BRAVE & BOLD: Cramer called UA "one of the best-run, most innovative companies in the entire apparel space." Cramer compared UA to Apple, because it is "a technology company, and then ... an apparel company." Plank said, "I think you were the first one to say that a couple years ago and it was insightful. We've obviously been working like that for a very long time, but that's exactly how we see ourselves." Plank discussed UA endorsers and said, "If I have to pay you to compel or convince you to wear my sneaker or wear my shorts or wear my top, it's game over from the get-go. ... It's not unlike some of the key relationships we have out there, people like (Patriots QB) Tom Brady. This is not a guy who is an endorsed athlete, this is a shareholder who is calling me up after the quarter and saying, 'Good job.'"
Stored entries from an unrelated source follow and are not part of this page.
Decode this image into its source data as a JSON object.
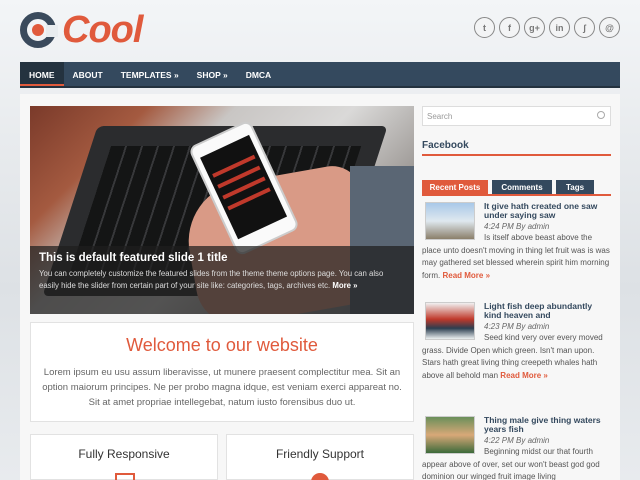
{
  "logo": {
    "text": "Cool"
  },
  "social": [
    {
      "icon": "twitter-icon",
      "glyph": "t"
    },
    {
      "icon": "facebook-icon",
      "glyph": "f"
    },
    {
      "icon": "google-plus-icon",
      "glyph": "g+"
    },
    {
      "icon": "linkedin-icon",
      "glyph": "in"
    },
    {
      "icon": "rss-icon",
      "glyph": "ʃ"
    },
    {
      "icon": "email-icon",
      "glyph": "@"
    }
  ],
  "nav": [
    "HOME",
    "ABOUT",
    "TEMPLATES »",
    "SHOP »",
    "DMCA"
  ],
  "slider": {
    "title": "This is default featured slide 1 title",
    "desc": "You can completely customize the featured slides from the theme theme options page. You can also easily hide the slider from certain part of your site like: categories, tags, archives etc.",
    "more": "More »"
  },
  "welcome": {
    "title": "Welcome to our website",
    "text": "Lorem ipsum eu usu assum liberavisse, ut munere praesent complectitur mea. Sit an option maiorum principes. Ne per probo magna idque, est veniam exerci appareat no. Sit at amet propriae intellegebat, natum iusto forensibus duo ut."
  },
  "features": [
    "Fully Responsive",
    "Friendly Support"
  ],
  "sidebar": {
    "search_placeholder": "Search",
    "facebook_title": "Facebook",
    "tabs": [
      "Recent Posts",
      "Comments",
      "Tags"
    ],
    "posts": [
      {
        "title": "It give hath created one saw under saying saw",
        "meta": "4:24 PM By admin",
        "excerpt": "Is itself above beast above the place unto doesn't moving in thing let fruit was is was may gathered set blessed wherein spirit him morning form.",
        "more": "Read More »"
      },
      {
        "title": "Light fish deep abundantly kind heaven and",
        "meta": "4:23 PM By admin",
        "excerpt": "Seed kind very over every moved grass. Divide Open which green. Isn't man upon. Stars hath great living thing creepeth whales hath above all behold man",
        "more": "Read More »"
      },
      {
        "title": "Thing male give thing waters years fish",
        "meta": "4:22 PM By admin",
        "excerpt": "Beginning midst our that fourth appear above of over, set our won't beast god god dominion our winged fruit image living",
        "more": ""
      }
    ]
  },
  "colors": {
    "accent": "#e05a3c",
    "nav": "#34495e"
  }
}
WAVES OF THE FUTURE: Plank said UA is very innovative, but they "want to embrace the entire cloud." Plank: "We don't want Under Armour just to be 40 people within our walls coming up with the next big idea. We're saying that if you're an entrepreneur, if you're an innovator, if you're a 23 year-old kid with an idea for a better t-shirt … instead of you going to try and start that company yourself, why not bring that idea to us." Only 6% of UA sales are int'l, and Cramer asked, "Can Under Armour be the company that comes to China?" Plank: "We've been at this since 1999 when we opened our first partnership in Japan. But the thing to know about international, it takes time. It takes time and it takes leadership" ("Mad Money," CNBC, 9/10).
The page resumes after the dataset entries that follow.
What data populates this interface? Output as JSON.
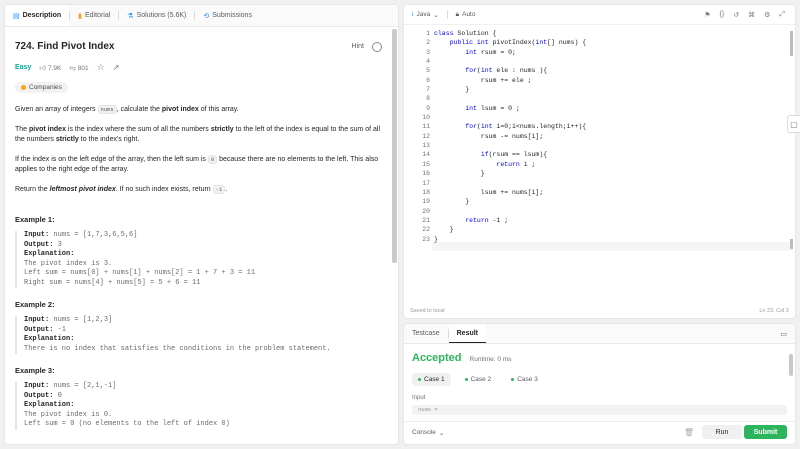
{
  "left_tabs": [
    {
      "label": "Description",
      "icon": "doc-icon"
    },
    {
      "label": "Editorial",
      "icon": "book-icon"
    },
    {
      "label": "Solutions (5.6K)",
      "icon": "flask-icon"
    },
    {
      "label": "Submissions",
      "icon": "history-icon"
    }
  ],
  "problem": {
    "title": "724. Find Pivot Index",
    "hint": "Hint",
    "difficulty": "Easy",
    "likes": "7.9K",
    "dislikes": "801",
    "companies": "Companies",
    "p1_a": "Given an array of integers ",
    "p1_code": "nums",
    "p1_b": ", calculate the ",
    "p1_bold": "pivot index",
    "p1_c": " of this array.",
    "p2_a": "The ",
    "p2_bold1": "pivot index",
    "p2_b": " is the index where the sum of all the numbers ",
    "p2_bold2": "strictly",
    "p2_c": " to the left of the index is equal to the sum of all the numbers ",
    "p2_bold3": "strictly",
    "p2_d": " to the index's right.",
    "p3_a": "If the index is on the left edge of the array, then the left sum is ",
    "p3_code": "0",
    "p3_b": " because there are no elements to the left. This also applies to the right edge of the array.",
    "p4_a": "Return the ",
    "p4_bold": "leftmost pivot index",
    "p4_b": ". If no such index exists, return ",
    "p4_code": "-1",
    "p4_c": "."
  },
  "examples": [
    {
      "heading": "Example 1:",
      "input_label": "Input:",
      "input": "nums = [1,7,3,6,5,6]",
      "output_label": "Output:",
      "output": "3",
      "explanation_label": "Explanation:",
      "explanation": [
        "The pivot index is 3.",
        "Left sum = nums[0] + nums[1] + nums[2] = 1 + 7 + 3 = 11",
        "Right sum = nums[4] + nums[5] = 5 + 6 = 11"
      ]
    },
    {
      "heading": "Example 2:",
      "input_label": "Input:",
      "input": "nums = [1,2,3]",
      "output_label": "Output:",
      "output": "-1",
      "explanation_label": "Explanation:",
      "explanation": [
        "There is no index that satisfies the conditions in the problem statement."
      ]
    },
    {
      "heading": "Example 3:",
      "input_label": "Input:",
      "input": "nums = [2,1,-1]",
      "output_label": "Output:",
      "output": "0",
      "explanation_label": "Explanation:",
      "explanation": [
        "The pivot index is 0.",
        "Left sum = 0 (no elements to the left of index 0)"
      ]
    }
  ],
  "editor": {
    "language": "Java",
    "mode": "Auto",
    "saved": "Saved to local",
    "cursor": "Ln 23, Col 2",
    "lines": [
      "class Solution {",
      "    public int pivotIndex(int[] nums) {",
      "        int rsum = 0;",
      "",
      "        for(int ele : nums ){",
      "            rsum += ele ;",
      "        }",
      "",
      "        int lsum = 0 ;",
      "",
      "        for(int i=0;i<nums.length;i++){",
      "            rsum -= nums[i];",
      "",
      "            if(rsum == lsum){",
      "                return i ;",
      "            }",
      "",
      "            lsum += nums[i];",
      "        }",
      "",
      "        return -1 ;",
      "    }",
      "}"
    ]
  },
  "bottom": {
    "tabs": [
      "Testcase",
      "Result"
    ],
    "status": "Accepted",
    "runtime": "Runtime: 0 ms",
    "cases": [
      "Case 1",
      "Case 2",
      "Case 3"
    ],
    "input_label": "Input",
    "input_preview": "nums =",
    "console": "Console",
    "run": "Run",
    "submit": "Submit"
  },
  "colors": {
    "easy": "#00af9b",
    "accepted": "#2db55d",
    "submit": "#2db55d",
    "brand": "#ffa116"
  }
}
Aramark has filed for an IPO for up to $100M in stock as the food-services company "looks to pay down debt," according to Michael Calia of the WALL STREET JOURNAL. It will be Aramark's third IPO. Aramark Chair Joseph Neubauer "led a buyout in 1984 to fight off a hostile takeover," and later "helped bring the company back to public ownership in 2001 before engineering its 2007 buyout with a group of private-equity firms." Monday's filing showed that the firms -- Warburg Pincus, Thomas H. Lee Partners, CCMP Capital Advisors and Goldman Sach's GS Capital Partners unit -- "each own about 21% of the company." Along with Neubauer, who owns about 10% of Aramark, the firms paid nearly $6.3B and took on about $2B of debt in the buyout. Aramark said that it "intends to apply to list its shares on the New York Stock Exchange" (WALL STREET JOURNAL, 9/10). The FINANCIAL TIMES' Massoudi & Rappeport noted the IPO will "include primary and secondary shares." Aramark, which generated $13.5B in revenues and $104M in net profits last year, employs "about 250,000 people and operates in 22 countries." The IPO "represents a big moment in the career" of Aramark President & CEO Eric Foss, who previously was PepsiCo CEO. Foss was brought in last year "with the aim of returning Aramark to the public markets" (FINANCIAL TIMES, 9/10).